During this time, the NYPD has built itself into one of the most robust, and some would call aggressive, intelligence agencies in the United States. As such, it has been able to gather intelligence from mosques, even outside the state, which are prohibited to the FBI. AP reports that documents show that the NYPD intelligence division has maintained surveillances on mosques outside the city’s jurisdiction, recording the license plates of worshippers as they come and go.
The NYPD rejects these complaints, including those of Governor Christie, with New York City’s mayor Michael Bloomberg maintaining that the NYPD intelligence officers will operate anywhere if it (the Intelligence Division) deems it necessary to prevent terrorism.
AP quotes Mayor Bloomberg as saying that the NYPD can “follow leads wherever they come from.” Maintaining it was all legal, Bloomberg went on to stress “They can go into any state,”
The NYPD’s top counsel, Andrew Schaffer, supported the mayor’s position when he told reporters that when NYPD intelligence officers were outside the city’s jurisdiction, they were not acting as police officers.
The AP quotes Schaffer as telling reporters that “They don’t exercise police power, they don’t make arrests, they don’t conduct searches, they don’t execute search warrants.”
Schaffer affirmed that . “That is beyond our power outside of our defined jurisdiction.

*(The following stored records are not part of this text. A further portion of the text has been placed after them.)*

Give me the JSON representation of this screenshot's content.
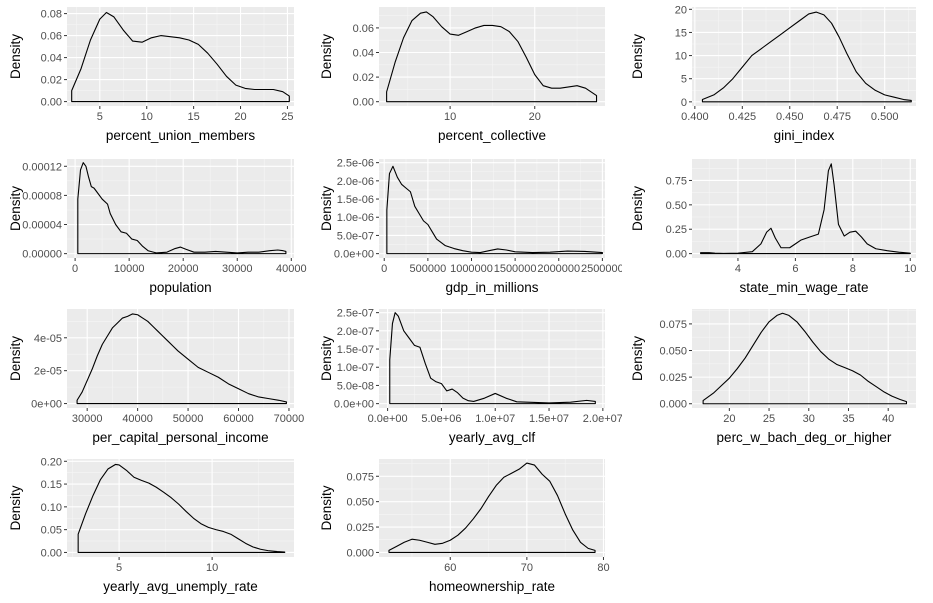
{
  "chart_data": [
    {
      "type": "area",
      "xlabel": "percent_union_members",
      "ylabel": "Density",
      "xlim": [
        1.5,
        25.7
      ],
      "ylim": [
        -0.004,
        0.086
      ],
      "xticks": [
        {
          "v": 5,
          "l": "5"
        },
        {
          "v": 10,
          "l": "10"
        },
        {
          "v": 15,
          "l": "15"
        },
        {
          "v": 20,
          "l": "20"
        },
        {
          "v": 25,
          "l": "25"
        }
      ],
      "yticks": [
        {
          "v": 0,
          "l": "0.00"
        },
        {
          "v": 0.02,
          "l": "0.02"
        },
        {
          "v": 0.04,
          "l": "0.04"
        },
        {
          "v": 0.06,
          "l": "0.06"
        },
        {
          "v": 0.08,
          "l": "0.08"
        }
      ],
      "x": [
        2.0,
        3.0,
        4.0,
        5.0,
        5.7,
        6.5,
        7.5,
        8.5,
        9.5,
        10.5,
        11.5,
        12.5,
        13.5,
        14.5,
        15.5,
        16.5,
        17.5,
        18.5,
        19.5,
        20.5,
        21.5,
        22.5,
        23.5,
        24.5,
        25.2
      ],
      "y": [
        0.01,
        0.03,
        0.056,
        0.075,
        0.081,
        0.077,
        0.065,
        0.055,
        0.054,
        0.058,
        0.06,
        0.059,
        0.058,
        0.056,
        0.052,
        0.044,
        0.034,
        0.023,
        0.015,
        0.012,
        0.011,
        0.011,
        0.011,
        0.009,
        0.005
      ]
    },
    {
      "type": "area",
      "xlabel": "percent_collective",
      "ylabel": "Density",
      "xlim": [
        1.6,
        28.3
      ],
      "ylim": [
        -0.0035,
        0.077
      ],
      "xticks": [
        {
          "v": 10,
          "l": "10"
        },
        {
          "v": 20,
          "l": "20"
        }
      ],
      "yticks": [
        {
          "v": 0,
          "l": "0.00"
        },
        {
          "v": 0.02,
          "l": "0.02"
        },
        {
          "v": 0.04,
          "l": "0.04"
        },
        {
          "v": 0.06,
          "l": "0.06"
        }
      ],
      "x": [
        2.5,
        3.5,
        4.5,
        5.5,
        6.5,
        7.2,
        8.0,
        9.0,
        10.0,
        11.0,
        12.0,
        13.0,
        14.0,
        15.0,
        16.0,
        17.0,
        18.0,
        19.0,
        20.0,
        21.0,
        22.0,
        23.0,
        24.0,
        25.0,
        26.0,
        27.3
      ],
      "y": [
        0.008,
        0.032,
        0.052,
        0.066,
        0.072,
        0.073,
        0.069,
        0.061,
        0.055,
        0.054,
        0.057,
        0.06,
        0.062,
        0.062,
        0.061,
        0.057,
        0.049,
        0.036,
        0.022,
        0.013,
        0.011,
        0.011,
        0.012,
        0.013,
        0.011,
        0.005
      ]
    },
    {
      "type": "area",
      "xlabel": "gini_index",
      "ylabel": "Density",
      "xlim": [
        0.3985,
        0.5165
      ],
      "ylim": [
        -0.9,
        20.5
      ],
      "xticks": [
        {
          "v": 0.4,
          "l": "0.400"
        },
        {
          "v": 0.425,
          "l": "0.425"
        },
        {
          "v": 0.45,
          "l": "0.450"
        },
        {
          "v": 0.475,
          "l": "0.475"
        },
        {
          "v": 0.5,
          "l": "0.500"
        }
      ],
      "yticks": [
        {
          "v": 0,
          "l": "0"
        },
        {
          "v": 5,
          "l": "5"
        },
        {
          "v": 10,
          "l": "10"
        },
        {
          "v": 15,
          "l": "15"
        },
        {
          "v": 20,
          "l": "20"
        }
      ],
      "x": [
        0.404,
        0.41,
        0.415,
        0.42,
        0.425,
        0.43,
        0.435,
        0.44,
        0.445,
        0.45,
        0.455,
        0.46,
        0.464,
        0.468,
        0.472,
        0.476,
        0.48,
        0.485,
        0.49,
        0.495,
        0.5,
        0.505,
        0.51,
        0.514
      ],
      "y": [
        0.5,
        1.5,
        3.0,
        5.0,
        7.5,
        10.0,
        11.5,
        13.0,
        14.5,
        16.0,
        17.5,
        19.0,
        19.4,
        18.8,
        17.0,
        14.0,
        10.5,
        6.5,
        4.0,
        2.5,
        1.5,
        1.0,
        0.5,
        0.3
      ]
    },
    {
      "type": "area",
      "xlabel": "population",
      "ylabel": "Density",
      "xlim": [
        -1500,
        40500
      ],
      "ylim": [
        -6e-06,
        0.00013
      ],
      "xticks": [
        {
          "v": 0,
          "l": "0"
        },
        {
          "v": 10000,
          "l": "10000"
        },
        {
          "v": 20000,
          "l": "20000"
        },
        {
          "v": 30000,
          "l": "30000"
        },
        {
          "v": 40000,
          "l": "40000"
        }
      ],
      "yticks": [
        {
          "v": 0,
          "l": "0.00000"
        },
        {
          "v": 4e-05,
          "l": "0.00004"
        },
        {
          "v": 8e-05,
          "l": "0.00008"
        },
        {
          "v": 0.00012,
          "l": "0.00012"
        }
      ],
      "x": [
        500,
        1000,
        1500,
        2000,
        2500,
        3000,
        3500,
        4000,
        5000,
        6000,
        6500,
        7500,
        8500,
        9500,
        10500,
        11500,
        12500,
        13500,
        15000,
        17000,
        18500,
        19500,
        20500,
        22000,
        24000,
        26000,
        28000,
        30000,
        32000,
        34000,
        36000,
        37500,
        38500,
        39000
      ],
      "y": [
        7.5e-05,
        0.000115,
        0.000125,
        0.00012,
        0.000105,
        9.2e-05,
        9e-05,
        8.5e-05,
        7.5e-05,
        6.8e-05,
        5.5e-05,
        4e-05,
        3e-05,
        2.8e-05,
        2e-05,
        1.8e-05,
        1e-05,
        4e-06,
        1e-06,
        2e-06,
        7e-06,
        9e-06,
        6e-06,
        2e-06,
        2e-06,
        3e-06,
        2e-06,
        1e-06,
        2e-06,
        2e-06,
        4e-06,
        5e-06,
        4e-06,
        3e-06
      ]
    },
    {
      "type": "area",
      "xlabel": "gdp_in_millions",
      "ylabel": "Density",
      "xlim": [
        -60000,
        2530000
      ],
      "ylim": [
        -1.2e-07,
        2.6e-06
      ],
      "xticks": [
        {
          "v": 0,
          "l": "0"
        },
        {
          "v": 500000,
          "l": "500000"
        },
        {
          "v": 1000000,
          "l": "1000000"
        },
        {
          "v": 1500000,
          "l": "1500000"
        },
        {
          "v": 2000000,
          "l": "2000000"
        },
        {
          "v": 2500000,
          "l": "2500000"
        }
      ],
      "yticks": [
        {
          "v": 0,
          "l": "0.0e+00"
        },
        {
          "v": 5e-07,
          "l": "5.0e-07"
        },
        {
          "v": 1e-06,
          "l": "1.0e-06"
        },
        {
          "v": 1.5e-06,
          "l": "1.5e-06"
        },
        {
          "v": 2e-06,
          "l": "2.0e-06"
        },
        {
          "v": 2.5e-06,
          "l": "2.5e-06"
        }
      ],
      "x": [
        30000,
        60000,
        100000,
        150000,
        200000,
        250000,
        300000,
        350000,
        400000,
        450000,
        500000,
        550000,
        600000,
        700000,
        800000,
        900000,
        1000000,
        1100000,
        1200000,
        1300000,
        1400000,
        1500000,
        1700000,
        1900000,
        2100000,
        2300000,
        2500000
      ],
      "y": [
        1.2e-06,
        2.2e-06,
        2.4e-06,
        2.1e-06,
        1.9e-06,
        1.8e-06,
        1.7e-06,
        1.3e-06,
        1.1e-06,
        9e-07,
        8e-07,
        6e-07,
        4e-07,
        2.2e-07,
        1.4e-07,
        8e-08,
        4e-08,
        3e-08,
        8e-08,
        1.3e-07,
        1e-07,
        5e-08,
        3e-08,
        4e-08,
        7e-08,
        6e-08,
        3e-08
      ]
    },
    {
      "type": "area",
      "xlabel": "state_min_wage_rate",
      "ylabel": "Density",
      "xlim": [
        2.4,
        10.2
      ],
      "ylim": [
        -0.045,
        0.97
      ],
      "xticks": [
        {
          "v": 4,
          "l": "4"
        },
        {
          "v": 6,
          "l": "6"
        },
        {
          "v": 8,
          "l": "8"
        },
        {
          "v": 10,
          "l": "10"
        }
      ],
      "yticks": [
        {
          "v": 0,
          "l": "0.00"
        },
        {
          "v": 0.25,
          "l": "0.25"
        },
        {
          "v": 0.5,
          "l": "0.50"
        },
        {
          "v": 0.75,
          "l": "0.75"
        }
      ],
      "x": [
        2.7,
        3.0,
        3.2,
        3.5,
        4.0,
        4.5,
        4.8,
        5.0,
        5.15,
        5.3,
        5.5,
        5.8,
        6.0,
        6.2,
        6.5,
        6.8,
        7.0,
        7.15,
        7.25,
        7.35,
        7.5,
        7.7,
        7.9,
        8.1,
        8.3,
        8.5,
        8.8,
        9.2,
        9.6,
        10.0
      ],
      "y": [
        0.01,
        0.01,
        0.005,
        0.002,
        0.005,
        0.02,
        0.1,
        0.22,
        0.26,
        0.16,
        0.06,
        0.06,
        0.1,
        0.14,
        0.17,
        0.2,
        0.45,
        0.85,
        0.92,
        0.7,
        0.3,
        0.18,
        0.22,
        0.23,
        0.17,
        0.1,
        0.05,
        0.03,
        0.015,
        0.005
      ]
    },
    {
      "type": "area",
      "xlabel": "per_capital_personal_income",
      "ylabel": "Density",
      "xlim": [
        26000,
        71000
      ],
      "ylim": [
        -2.7e-06,
        5.75e-05
      ],
      "xticks": [
        {
          "v": 30000,
          "l": "30000"
        },
        {
          "v": 40000,
          "l": "40000"
        },
        {
          "v": 50000,
          "l": "50000"
        },
        {
          "v": 60000,
          "l": "60000"
        },
        {
          "v": 70000,
          "l": "70000"
        }
      ],
      "yticks": [
        {
          "v": 0,
          "l": "0e+00"
        },
        {
          "v": 2e-05,
          "l": "2e-05"
        },
        {
          "v": 4e-05,
          "l": "4e-05"
        }
      ],
      "x": [
        28000,
        29000,
        30000,
        31000,
        32000,
        33000,
        34000,
        35000,
        36000,
        37000,
        38000,
        39000,
        40000,
        41000,
        42000,
        43000,
        44000,
        45000,
        46000,
        47000,
        48000,
        50000,
        52000,
        54000,
        56000,
        58000,
        60000,
        62000,
        64000,
        66000,
        68000,
        69500
      ],
      "y": [
        2e-06,
        7e-06,
        1.4e-05,
        2.1e-05,
        2.9e-05,
        3.6e-05,
        4.1e-05,
        4.6e-05,
        4.9e-05,
        5.2e-05,
        5.3e-05,
        5.45e-05,
        5.4e-05,
        5.2e-05,
        5e-05,
        4.7e-05,
        4.4e-05,
        4.1e-05,
        3.8e-05,
        3.5e-05,
        3.2e-05,
        2.7e-05,
        2.2e-05,
        1.9e-05,
        1.6e-05,
        1.2e-05,
        9e-06,
        6e-06,
        4e-06,
        3e-06,
        2e-06,
        1e-06
      ]
    },
    {
      "type": "area",
      "xlabel": "yearly_avg_clf",
      "ylabel": "Density",
      "xlim": [
        -800000,
        20200000
      ],
      "ylim": [
        -1.2e-08,
        2.6e-07
      ],
      "xticks": [
        {
          "v": 0,
          "l": "0.0e+00"
        },
        {
          "v": 5000000,
          "l": "5.0e+06"
        },
        {
          "v": 10000000,
          "l": "1.0e+07"
        },
        {
          "v": 15000000,
          "l": "1.5e+07"
        },
        {
          "v": 20000000,
          "l": "2.0e+07"
        }
      ],
      "yticks": [
        {
          "v": 0,
          "l": "0.0e+00"
        },
        {
          "v": 5e-08,
          "l": "5.0e-08"
        },
        {
          "v": 1e-07,
          "l": "1.0e-07"
        },
        {
          "v": 1.5e-07,
          "l": "1.5e-07"
        },
        {
          "v": 2e-07,
          "l": "2.0e-07"
        },
        {
          "v": 2.5e-07,
          "l": "2.5e-07"
        }
      ],
      "x": [
        200000,
        450000,
        700000,
        1000000,
        1500000,
        2000000,
        2500000,
        3000000,
        3500000,
        4000000,
        4500000,
        5000000,
        5500000,
        6000000,
        6500000,
        7000000,
        7500000,
        8000000,
        9000000,
        10000000,
        11000000,
        12000000,
        13000000,
        15000000,
        17000000,
        18500000,
        19300000
      ],
      "y": [
        1.2e-07,
        2.2e-07,
        2.5e-07,
        2.4e-07,
        2e-07,
        1.8e-07,
        1.6e-07,
        1.55e-07,
        1.1e-07,
        7e-08,
        6e-08,
        5.5e-08,
        3.5e-08,
        4e-08,
        3e-08,
        1.5e-08,
        8e-09,
        6e-09,
        1.5e-08,
        2.8e-08,
        1.5e-08,
        5e-09,
        4e-09,
        2e-09,
        4e-09,
        9e-09,
        6e-09
      ]
    },
    {
      "type": "area",
      "xlabel": "perc_w_bach_deg_or_higher",
      "ylabel": "Density",
      "xlim": [
        15.3,
        43.5
      ],
      "ylim": [
        -0.004,
        0.089
      ],
      "xticks": [
        {
          "v": 20,
          "l": "20"
        },
        {
          "v": 25,
          "l": "25"
        },
        {
          "v": 30,
          "l": "30"
        },
        {
          "v": 35,
          "l": "35"
        },
        {
          "v": 40,
          "l": "40"
        }
      ],
      "yticks": [
        {
          "v": 0,
          "l": "0.000"
        },
        {
          "v": 0.025,
          "l": "0.025"
        },
        {
          "v": 0.05,
          "l": "0.050"
        },
        {
          "v": 0.075,
          "l": "0.075"
        }
      ],
      "x": [
        16.7,
        18.0,
        19.0,
        20.0,
        21.0,
        22.0,
        23.0,
        24.0,
        25.0,
        26.0,
        26.7,
        27.5,
        28.5,
        29.5,
        30.5,
        31.5,
        32.5,
        33.5,
        34.5,
        35.5,
        36.5,
        37.5,
        38.5,
        39.5,
        40.5,
        41.5,
        42.3
      ],
      "y": [
        0.003,
        0.01,
        0.017,
        0.024,
        0.033,
        0.043,
        0.055,
        0.067,
        0.077,
        0.083,
        0.085,
        0.083,
        0.077,
        0.068,
        0.058,
        0.049,
        0.042,
        0.037,
        0.034,
        0.031,
        0.027,
        0.021,
        0.016,
        0.011,
        0.007,
        0.004,
        0.002
      ]
    },
    {
      "type": "area",
      "xlabel": "yearly_avg_unemply_rate",
      "ylabel": "Density",
      "xlim": [
        2.2,
        14.4
      ],
      "ylim": [
        -0.01,
        0.205
      ],
      "xticks": [
        {
          "v": 5,
          "l": "5"
        },
        {
          "v": 10,
          "l": "10"
        }
      ],
      "yticks": [
        {
          "v": 0,
          "l": "0.00"
        },
        {
          "v": 0.05,
          "l": "0.05"
        },
        {
          "v": 0.1,
          "l": "0.10"
        },
        {
          "v": 0.15,
          "l": "0.15"
        },
        {
          "v": 0.2,
          "l": "0.20"
        }
      ],
      "x": [
        2.8,
        3.2,
        3.6,
        4.0,
        4.4,
        4.8,
        5.0,
        5.4,
        5.8,
        6.2,
        6.6,
        7.0,
        7.4,
        7.8,
        8.2,
        8.6,
        9.0,
        9.4,
        9.8,
        10.2,
        10.6,
        11.0,
        11.4,
        11.8,
        12.2,
        12.6,
        13.0,
        13.5,
        13.9
      ],
      "y": [
        0.04,
        0.085,
        0.125,
        0.16,
        0.183,
        0.193,
        0.192,
        0.18,
        0.165,
        0.158,
        0.152,
        0.143,
        0.132,
        0.12,
        0.106,
        0.09,
        0.075,
        0.063,
        0.055,
        0.05,
        0.046,
        0.04,
        0.03,
        0.02,
        0.012,
        0.007,
        0.004,
        0.002,
        0.001
      ]
    },
    {
      "type": "area",
      "xlabel": "homeownership_rate",
      "ylabel": "Density",
      "xlim": [
        50.7,
        80.2
      ],
      "ylim": [
        -0.0045,
        0.092
      ],
      "xticks": [
        {
          "v": 60,
          "l": "60"
        },
        {
          "v": 70,
          "l": "70"
        },
        {
          "v": 80,
          "l": "80"
        }
      ],
      "yticks": [
        {
          "v": 0,
          "l": "0.000"
        },
        {
          "v": 0.025,
          "l": "0.025"
        },
        {
          "v": 0.05,
          "l": "0.050"
        },
        {
          "v": 0.075,
          "l": "0.075"
        }
      ],
      "x": [
        52.0,
        53.0,
        54.0,
        55.0,
        56.0,
        57.0,
        58.0,
        59.0,
        60.0,
        61.0,
        62.0,
        63.0,
        64.0,
        65.0,
        66.0,
        67.0,
        68.0,
        69.0,
        70.0,
        71.0,
        72.0,
        73.0,
        74.0,
        75.0,
        76.0,
        77.0,
        78.0,
        78.9
      ],
      "y": [
        0.002,
        0.006,
        0.01,
        0.013,
        0.012,
        0.01,
        0.008,
        0.009,
        0.012,
        0.017,
        0.024,
        0.033,
        0.043,
        0.055,
        0.066,
        0.074,
        0.078,
        0.082,
        0.088,
        0.086,
        0.077,
        0.07,
        0.056,
        0.038,
        0.022,
        0.01,
        0.004,
        0.002
      ]
    }
  ]
}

But there’s no prohibition on traveling to, residing in or investigating within the United States.”
This is not to say that the NYPD is flexing its muscles for its own satisfaction.
Case in point: The NYPD had been keeping tabs on a young man by the name of Jose Pimental. Through an informer, it was learned that Pimental was a drug user, who had begun using more and more violent rhetoric.
The problem here was that the informant was also a drug user, having used with Pimental on a number of occasions, and Pimental had no known contact with al Qaeda, or any other known terrorists groups.
The FBI had no interest in pursuing the case, but as the NYPD developed new information, the FBI spent six weeks reviewing the case, and finally decided to move forward, after consulting with federal and state prosecutors. They decided to move forward in state court.
On 20 November, the NYPD arrested Pimental, maintaining that he wanted to attack post offices and police stations with pipe bombs,
Pimental has pled not guilty to rarely used state terrorism charges. At a news conference following the arrest, New York City police commissioner Ray Kelly said, “We had to act quickly yesterday because he was, in fact, putting this bomb together…. He was drilling holes and it would have been not appropriate for us to let him walk out the door with that bomb.”
Kelly further indicated, when asked why the FBI wasn’t involved, that the federal government moved too slowly for the NYPD.